2. Which of the following entities recevies cash when a company borrows money through a bond issue?

A. Bondholder

B. Lender

C. Issuer

D. Resource Provider

3. The lender issues a bond certificate to the borrower. This statement is

A. True

B. False

4. Which of the following items is normally included in a bond certificate issued by a corporation?

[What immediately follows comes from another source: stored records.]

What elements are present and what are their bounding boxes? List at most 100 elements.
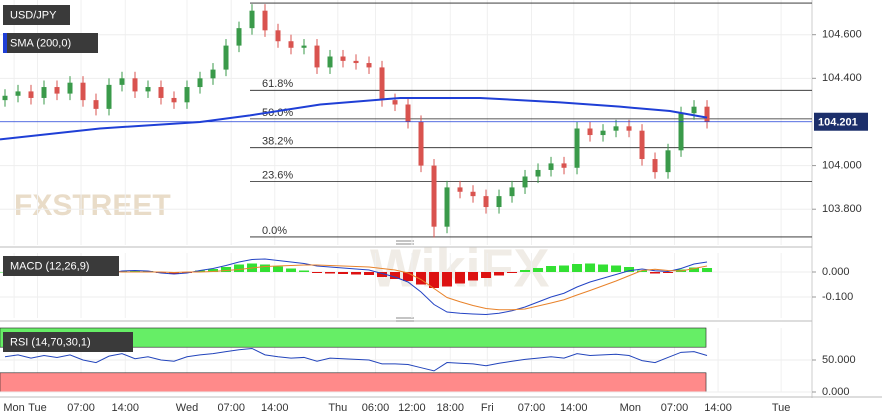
histogram-bar — [195, 270, 206, 272]
x-tick-label: Wed — [176, 402, 198, 414]
histogram-bar — [338, 272, 349, 274]
histogram-bar — [390, 272, 401, 279]
candle-body — [301, 45, 307, 48]
histogram-bar — [507, 272, 518, 273]
candle-body — [613, 126, 619, 131]
x-tick-label: Thu — [328, 402, 347, 414]
candle-body — [353, 60, 359, 64]
title-text: USD/JPY — [10, 9, 57, 21]
histogram-bar — [572, 264, 583, 272]
histogram-bar — [234, 264, 245, 272]
histogram-bar — [299, 270, 310, 272]
histogram-bar — [429, 272, 440, 288]
y-tick-label: 0.000 — [822, 266, 850, 278]
candle-body — [15, 91, 21, 96]
title-box — [3, 5, 70, 25]
x-tick-label: 07:00 — [661, 402, 689, 414]
sma-line — [0, 96, 708, 141]
candle-body — [431, 165, 437, 227]
candle-body — [145, 87, 151, 92]
candle-body — [275, 30, 281, 42]
histogram-bar — [416, 272, 427, 285]
x-tick-label: Tue — [772, 402, 791, 414]
last-price-label: 104.201 — [818, 117, 858, 129]
candle-body — [652, 159, 658, 173]
fib-label: 23.6% — [262, 169, 293, 181]
candle-body — [509, 187, 515, 197]
candle-body — [223, 45, 229, 70]
candle-body — [561, 163, 567, 168]
grip[interactable] — [396, 240, 414, 245]
x-tick-label: Tue — [28, 402, 47, 414]
candle-body — [366, 63, 372, 68]
x-tick-label: 18:00 — [437, 402, 465, 414]
histogram-bar — [442, 272, 453, 287]
candle-body — [522, 176, 528, 188]
x-tick-label: 07:00 — [518, 402, 546, 414]
y-tick-label: -0.100 — [822, 291, 853, 303]
histogram-bar — [260, 264, 271, 272]
x-tick-label: 07:00 — [67, 402, 95, 414]
candle-body — [392, 100, 398, 105]
histogram-bar — [286, 268, 297, 272]
overbought-band — [0, 327, 707, 348]
candle-body — [457, 187, 463, 192]
histogram-bar — [325, 272, 336, 274]
histogram-bar — [455, 272, 466, 284]
candle-body — [67, 82, 73, 94]
histogram-bar — [273, 266, 284, 272]
y-tick-label: 103.800 — [822, 203, 862, 215]
y-tick-label: 104.600 — [822, 29, 862, 41]
candle-body — [678, 113, 684, 151]
title-box — [3, 33, 98, 53]
x-tick-label: 06:00 — [362, 402, 390, 414]
candle-body — [236, 28, 242, 46]
candle-body — [2, 95, 8, 101]
candle-body — [444, 187, 450, 227]
watermark: FXSTREET — [14, 189, 171, 222]
panel-title: USD/JPY — [3, 5, 70, 25]
rsi-line — [4, 347, 708, 372]
candle-body — [41, 87, 47, 98]
histogram-bar — [403, 272, 414, 281]
x-tick-label: Mon — [3, 402, 24, 414]
macd-line — [4, 264, 708, 311]
histogram-bar — [468, 272, 479, 281]
candle-body — [535, 169, 541, 177]
histogram-bar — [130, 270, 141, 272]
panel-title: MACD (12,26,9) — [3, 256, 119, 276]
x-tick-label: Mon — [620, 402, 641, 414]
candle-body — [119, 78, 125, 85]
x-tick-label: 14:00 — [111, 402, 139, 414]
candle-body — [639, 130, 645, 160]
y-tick-label: 50.000 — [822, 354, 856, 366]
candle-body — [418, 121, 424, 166]
candle-body — [106, 84, 112, 109]
histogram-bar — [650, 272, 661, 274]
histogram-bar — [208, 269, 219, 272]
x-tick-label: 14:00 — [704, 402, 732, 414]
histogram-bar — [559, 265, 570, 272]
panel-title: SMA (200,0) — [3, 33, 98, 53]
candle-body — [54, 87, 60, 94]
candle-body — [405, 104, 411, 122]
grip[interactable] — [396, 317, 414, 322]
title-box — [3, 332, 133, 352]
candle-body — [340, 56, 346, 61]
histogram-bar — [221, 267, 232, 272]
candle-body — [574, 128, 580, 168]
candle-body — [483, 196, 489, 208]
candle-body — [470, 191, 476, 197]
candle-body — [171, 97, 177, 103]
y-tick-label: 104.000 — [822, 159, 862, 171]
candle-body — [262, 10, 268, 31]
histogram-bar — [702, 268, 713, 272]
candle-body — [600, 130, 606, 136]
candle-body — [704, 106, 710, 122]
candle-body — [28, 91, 34, 98]
candle-body — [210, 69, 216, 79]
candle-body — [587, 128, 593, 136]
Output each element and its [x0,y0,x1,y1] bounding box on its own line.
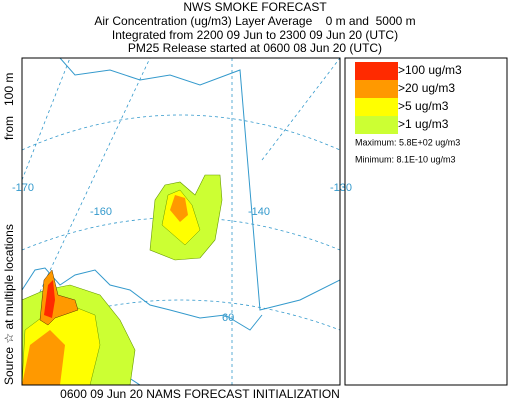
legend-swatch [355,62,398,80]
minimum: Minimum: 8.1E-10 ug/m3 [355,154,456,164]
coastline [59,58,340,311]
legend-swatch [355,80,398,98]
legend-frame [344,57,508,386]
title: NWS SMOKE FORECAST [183,0,327,14]
graticule-label: -160 [90,206,112,218]
footer: 0600 09 Jun 20 NAMS FORECAST INITIALIZAT… [60,387,340,401]
source-label: Source ☆ at multiple locations [2,224,16,385]
height-label: from 100 m [2,73,16,140]
graticule-label: 60 [222,312,234,324]
legend-label: >20 ug/m3 [398,81,455,95]
maximum: Maximum: 5.8E+02 ug/m3 [355,137,460,147]
legend-swatch [355,98,398,116]
legend: >100 ug/m3 >20 ug/m3 >5 ug/m3 >1 ug/m3 [355,62,462,134]
subtitle: Integrated from 2200 09 Jun to 2300 09 J… [112,28,398,42]
map-frame [21,57,341,386]
graticule-label: -170 [12,182,34,194]
graticule-label: -130 [330,182,352,194]
smoke-area [22,330,65,385]
legend-swatch [355,116,398,134]
legend-label: >1 ug/m3 [398,117,449,131]
subtitle: PM25 Release started at 0600 08 Jun 20 (… [128,41,382,55]
map [22,58,340,385]
subtitle: Air Concentration (ug/m3) Layer Average … [94,14,415,28]
smoke-area [44,280,55,318]
smoke-area [170,195,188,222]
graticule-label: -140 [248,206,270,218]
legend-label: >100 ug/m3 [398,63,462,77]
legend-label: >5 ug/m3 [398,99,449,113]
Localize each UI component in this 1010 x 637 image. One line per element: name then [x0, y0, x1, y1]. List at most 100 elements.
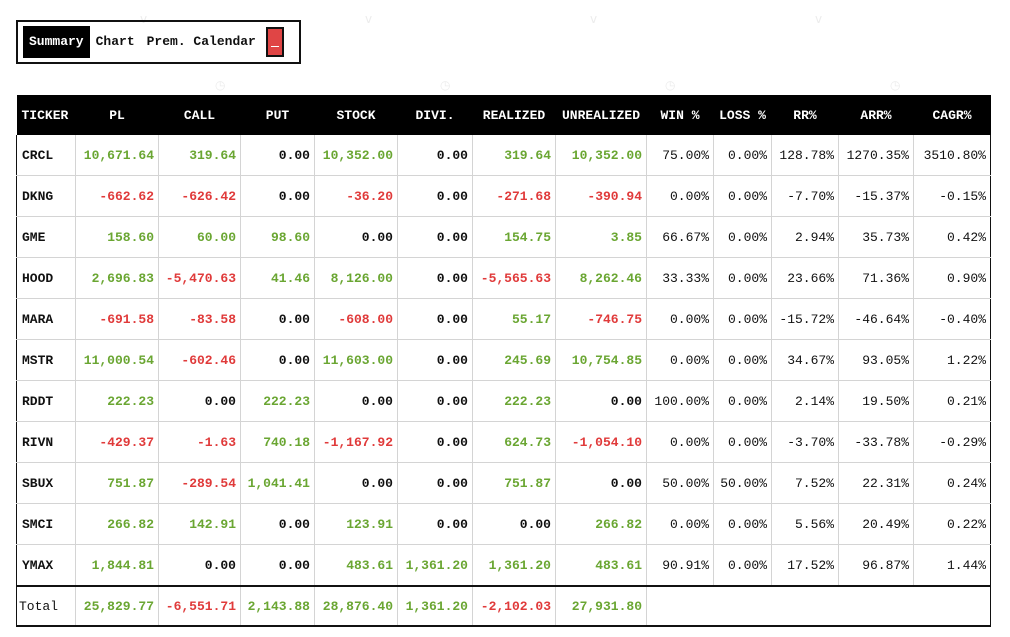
table-cell: 3.85 — [555, 216, 647, 258]
column-header-stock[interactable]: STOCK — [314, 95, 398, 135]
ticker-cell: YMAX — [16, 544, 76, 587]
column-header-win[interactable]: WIN % — [646, 95, 714, 135]
table-cell: 66.67% — [646, 216, 714, 258]
minimize-button[interactable] — [265, 27, 284, 57]
column-header-put[interactable]: PUT — [240, 95, 315, 135]
table-cell: 71.36% — [838, 257, 914, 299]
table-cell: 11,000.54 — [75, 339, 159, 381]
column-header-call[interactable]: CALL — [158, 95, 241, 135]
ticker-cell: CRCL — [16, 135, 76, 176]
table-cell: 1,361.20 — [397, 544, 473, 587]
column-header-pl[interactable]: PL — [75, 95, 159, 135]
table-cell: 1,844.81 — [75, 544, 159, 587]
table-cell: 154.75 — [472, 216, 556, 258]
table-cell: 90.91% — [646, 544, 714, 587]
table-cell: 0.00 — [472, 503, 556, 545]
column-header-divi[interactable]: DIVI. — [397, 95, 473, 135]
ticker-cell: DKNG — [16, 175, 76, 217]
table-cell: 266.82 — [555, 503, 647, 545]
total-cell: 28,876.40 — [314, 585, 398, 627]
table-row[interactable]: MSTR 11,000.54 -602.46 0.00 11,603.00 0.00 245… — [16, 339, 991, 381]
column-header-cagr[interactable]: CAGR% — [913, 95, 991, 135]
total-cell: -6,551.71 — [158, 585, 241, 627]
table-cell: 0.00% — [713, 544, 772, 587]
table-row[interactable]: SMCI 266.82 142.91 0.00 123.91 0.00 0.00 266.82… — [16, 503, 991, 545]
total-cell: 2,143.88 — [240, 585, 315, 627]
ticker-cell: GME — [16, 216, 76, 258]
table-cell: 0.00 — [397, 339, 473, 381]
table-cell: 50.00% — [646, 462, 714, 504]
column-header-arr[interactable]: ARR% — [838, 95, 914, 135]
view-tab-bar: Summary Chart Prem. Calendar — [16, 20, 301, 64]
total-row: Total 25,829.77 -6,551.71 2,143.88 28,876.40… — [16, 585, 991, 627]
watermark-glyph: v — [365, 12, 373, 26]
table-row[interactable]: CRCL 10,671.64 319.64 0.00 10,352.00 0.00 319.… — [16, 135, 991, 176]
total-cell: 25,829.77 — [75, 585, 159, 627]
table-cell: 0.90% — [913, 257, 991, 299]
tab-summary[interactable]: Summary — [23, 26, 90, 58]
table-row[interactable]: RDDT 222.23 0.00 222.23 0.00 0.00 222.23 0.00 10… — [16, 380, 991, 422]
table-cell: 319.64 — [158, 135, 241, 176]
table-cell: 75.00% — [646, 135, 714, 176]
table-cell: 20.49% — [838, 503, 914, 545]
tab-prem-calendar[interactable]: Prem. Calendar — [146, 34, 256, 49]
column-header-realized[interactable]: REALIZED — [472, 95, 556, 135]
tab-chart[interactable]: Chart — [95, 34, 135, 49]
table-row[interactable]: GME 158.60 60.00 98.60 0.00 0.00 154.75 3.85 66.… — [16, 216, 991, 258]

A. The face value of the bond

B. The stated rate of interest

C. The term to the maturity date

D. All of the answers represent items that are normally included in a corporate bond certificate

5. A callable bond provides an option

A. For the issuer to repay the bond liability before the maturity date

B. For the issuer to extend the maturity date

C. For the lender to demand payment of the bond liability before the maturity date

D. For the lender to extend the maturity date

6. A provision of a bond certificate that requires a sinking fund is designed to protect the

A. Issuer

B. Federal Government

C. Lender

D. Borrower

7. A convertible provision in a bond certificate normally allows the

A. Issuer to convert a fixed interest rate to a varialbe interest rate

B. Borrower to convert short-term debt to long-term debt

C. Issuer's Chef Executive Officer (CEO) to convert stock option to debt

D. Bondholder to convert the bond investment into common stock investment

8. Limiting the amount of funds that a bond issuer can borrow to a specified percentage of total assests is an example of

A. A sinking fund provision

B. A convertible feature

C. A callable feature

D. A restrictive covenant

Explanation / Answer

1. The answer to this is "A. True". Both bonds payabl and notes payable are a frm of credit with similar accounting treatments. Notes payable are generally used for small, short-term borrowings whereas bonds are issued for high amount, long term borrowings.

2. The answer to this is "C. Issuer". In a bond issue, the issuing company receives the cash from the lender and issues a bond stating the right of the lender to repayment of the principl amount and the interest thereon.

3. The answer is "B. False". In a bond issue, the borrower issues the bond certificate to the lender, not the other way round.

4. The answer is "D. All of the answers represent items that are normally included in a corporate bond certificate". A bond certificate generally states the amount of the principal (also known as the face value of the bond), the rate at which the interest is payable on the bond along with the frequency of such payment and the life of the bond, i.e., when the bond will be repayed.

5. The answer is "A. For the issuer to repay the bond liability before the maturity date".  A callable bond is a bond that gives the issuer an option to redeem the bond anytime upto the date of maturity.

6. The answer is "C. lender". A sinking fund is a means of repaying funds borrowed through a bond issue through periodic payments to a trustee who retires part of the issue by purchasing the bonds in the open market. This adds security to the issue as the issuer is less likely to default on the payments as they are smaller in amount as compared to the entire size of the issue.

7. The answer to this is "D. Bondholder to convert the bond investment into common stock investment". A convrtible bond is a bond which can be converted into equity shares of a company at the option of the bondholder, either on maturity or after a certain amount of time has passed.

8. The answer is "D. A restrictive covenant". To add security to an issue and reduce chances of default, often restrictive covenants are added to the issue, such as the maximum limit of funds that can be borrowed as a percentage of the total assets of the company.